中西氏はまた、ミャンマー軍との連携は現実的ではないため、国境を接するタイや中国との連携強化が鍵になるとの見解を示しています。
まとめ:国際特殊詐欺から日本人を守るために今すべきこと
「クローズアップ現代」が取り上げた今回の問題は、日本人、特に若者が国際特殊詐欺に巻き込まれる危険性が高まっていることを示しています。私たち一人ひとりが以下の点に注意し、対策を講じることが重要です。
- 警察を語る電話には注意し、プラスが付く国際電話や下4桁が0110の電話には警戒する
- 不審な電話があれば担当者の名前や連絡先を聞き、折り返し電話するか警察に直接確認する
- オンラインゲームでの知らない人との交流には注意し、SNSへの誘導や高価なプレゼントには警戒する
- 親は子どものオンラインゲーム利用にペアレンタルコントロールを活用する
- 海外で稼げるという甘い誘いには慎重に対応する
国や関係機関においては、タイや中国など関係国との情報共有と連携強化が求められています。ミャンマー東部の詐欺拠点は氷山の一角にすぎず、今後も同様の犯罪が続く可能性が高いため、国際的な取り組みが不可欠です。

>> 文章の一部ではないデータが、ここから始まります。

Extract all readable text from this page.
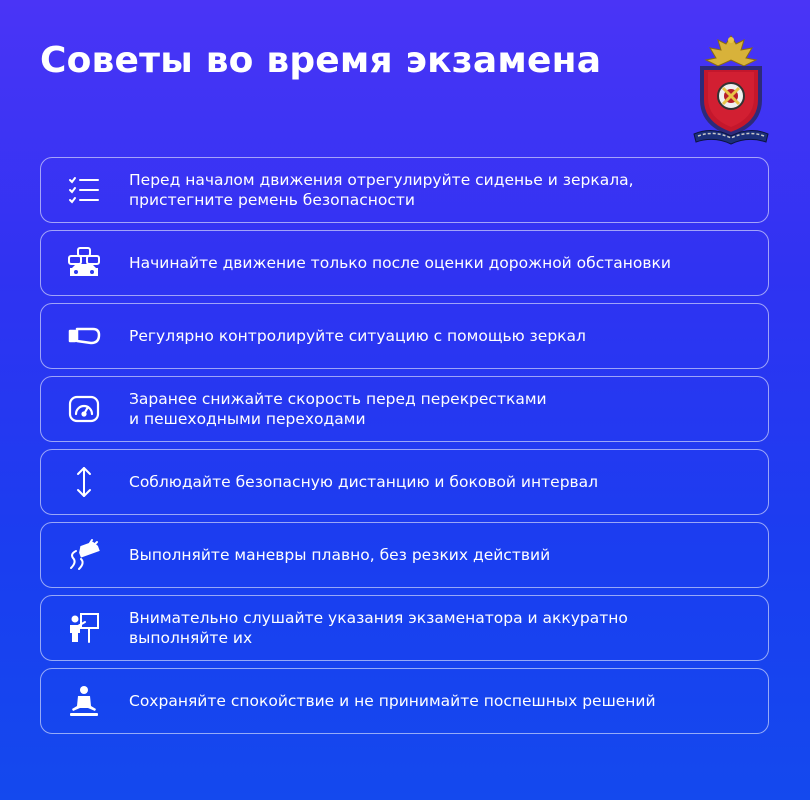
Советы во время экзамена
Перед началом движения отрегулируйте сиденье и зеркала,
пристегните ремень безопасности
Начинайте движение только после оценки дорожной обстановки
Регулярно контролируйте ситуацию с помощью зеркал
Заранее снижайте скорость перед перекрестками
и пешеходными переходами
Соблюдайте безопасную дистанцию и боковой интервал
Выполняйте маневры плавно, без резких действий
Внимательно слушайте указания экзаменатора и аккуратно
выполняйте их
Сохраняйте спокойствие и не принимайте поспешных решений
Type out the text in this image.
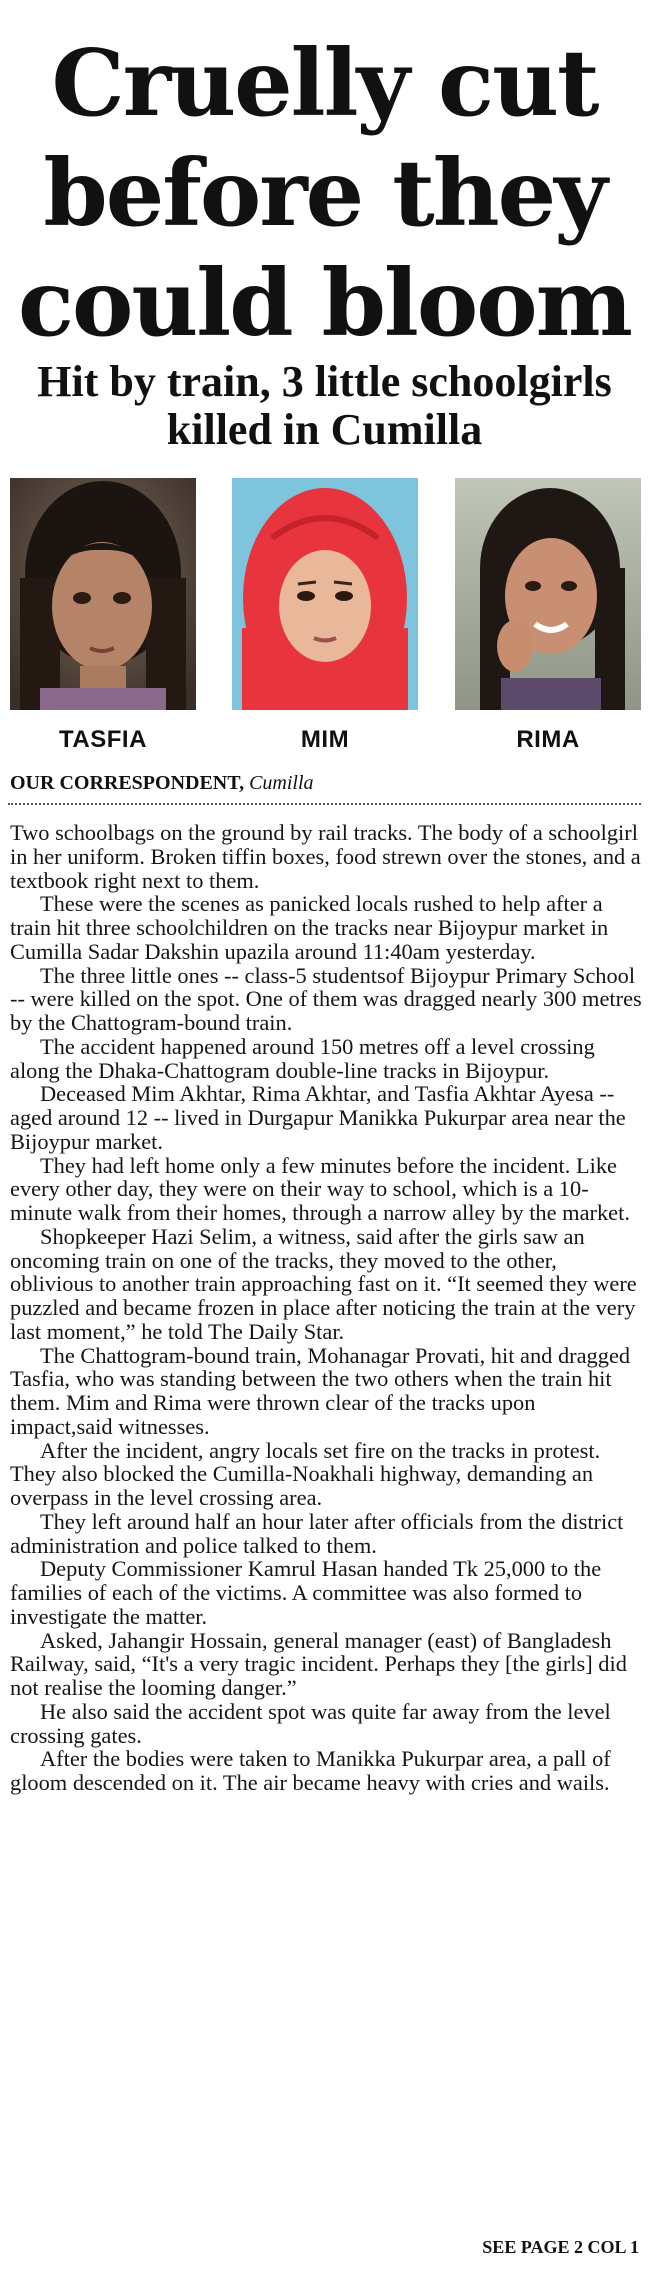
Cruelly cut
before they
could bloom
Hit by train, 3 little schoolgirls
killed in Cumilla
TASFIA	MIM	RIMA
OUR CORRESPONDENT, Cumilla

Two schoolbags on the ground by rail tracks. The body of a schoolgirl in her uniform. Broken tiffin boxes, food strewn over the stones, and a textbook right next to them.

These were the scenes as panicked locals rushed to help after a train hit three schoolchildren on the tracks near Bijoypur market in Cumilla Sadar Dakshin upazila around 11:40am yesterday.

The three little ones -- class-5 studentsof Bijoypur Primary School -- were killed on the spot. One of them was dragged nearly 300 metres by the Chattogram-bound train.

The accident happened around 150 metres off a level crossing along the Dhaka-Chattogram double-line tracks in Bijoypur.

Deceased Mim Akhtar, Rima Akhtar, and Tasfia Akhtar Ayesa -- aged around 12 -- lived in Durgapur Manikka Pukurpar area near the Bijoypur market.

They had left home only a few minutes before the incident. Like every other day, they were on their way to school, which is a 10-minute walk from their homes, through a narrow alley by the market.

Shopkeeper Hazi Selim, a witness, said after the girls saw an oncoming train on one of the tracks, they moved to the other, oblivious to another train approaching fast on it. “It seemed they were puzzled and became frozen in place after noticing the train at the very last moment,” he told The Daily Star.

The Chattogram-bound train, Mohanagar Provati, hit and dragged Tasfia, who was standing between the two others when the train hit them. Mim and Rima were thrown clear of the tracks upon impact,said witnesses.

After the incident, angry locals set fire on the tracks in protest. They also blocked the Cumilla-Noakhali highway, demanding an overpass in the level crossing area.

They left around half an hour later after officials from the district administration and police talked to them.

Deputy Commissioner Kamrul Hasan handed Tk 25,000 to the families of each of the victims. A committee was also formed to investigate the matter.

Asked, Jahangir Hossain, general manager (east) of Bangladesh Railway, said, “It's a very tragic incident. Perhaps they [the girls] did not realise the looming danger.”

He also said the accident spot was quite far away from the level crossing gates.

After the bodies were taken to Manikka Pukurpar area, a pall of gloom descended on it. The air became heavy with cries and wails.

SEE PAGE 2 COL 1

私たち一人ひとりが危機感を持ち、国際特殊詐欺の手口を知り、対策を講じることで、大切な人々を守ることができます。特に若者や高齢者を狙った詐欺に対しては、家族や地域での見守りと情報共有が何より重要です。
※本記事は、2025年3月5日放送のNHKの「クローズアップ現代」を参照しています。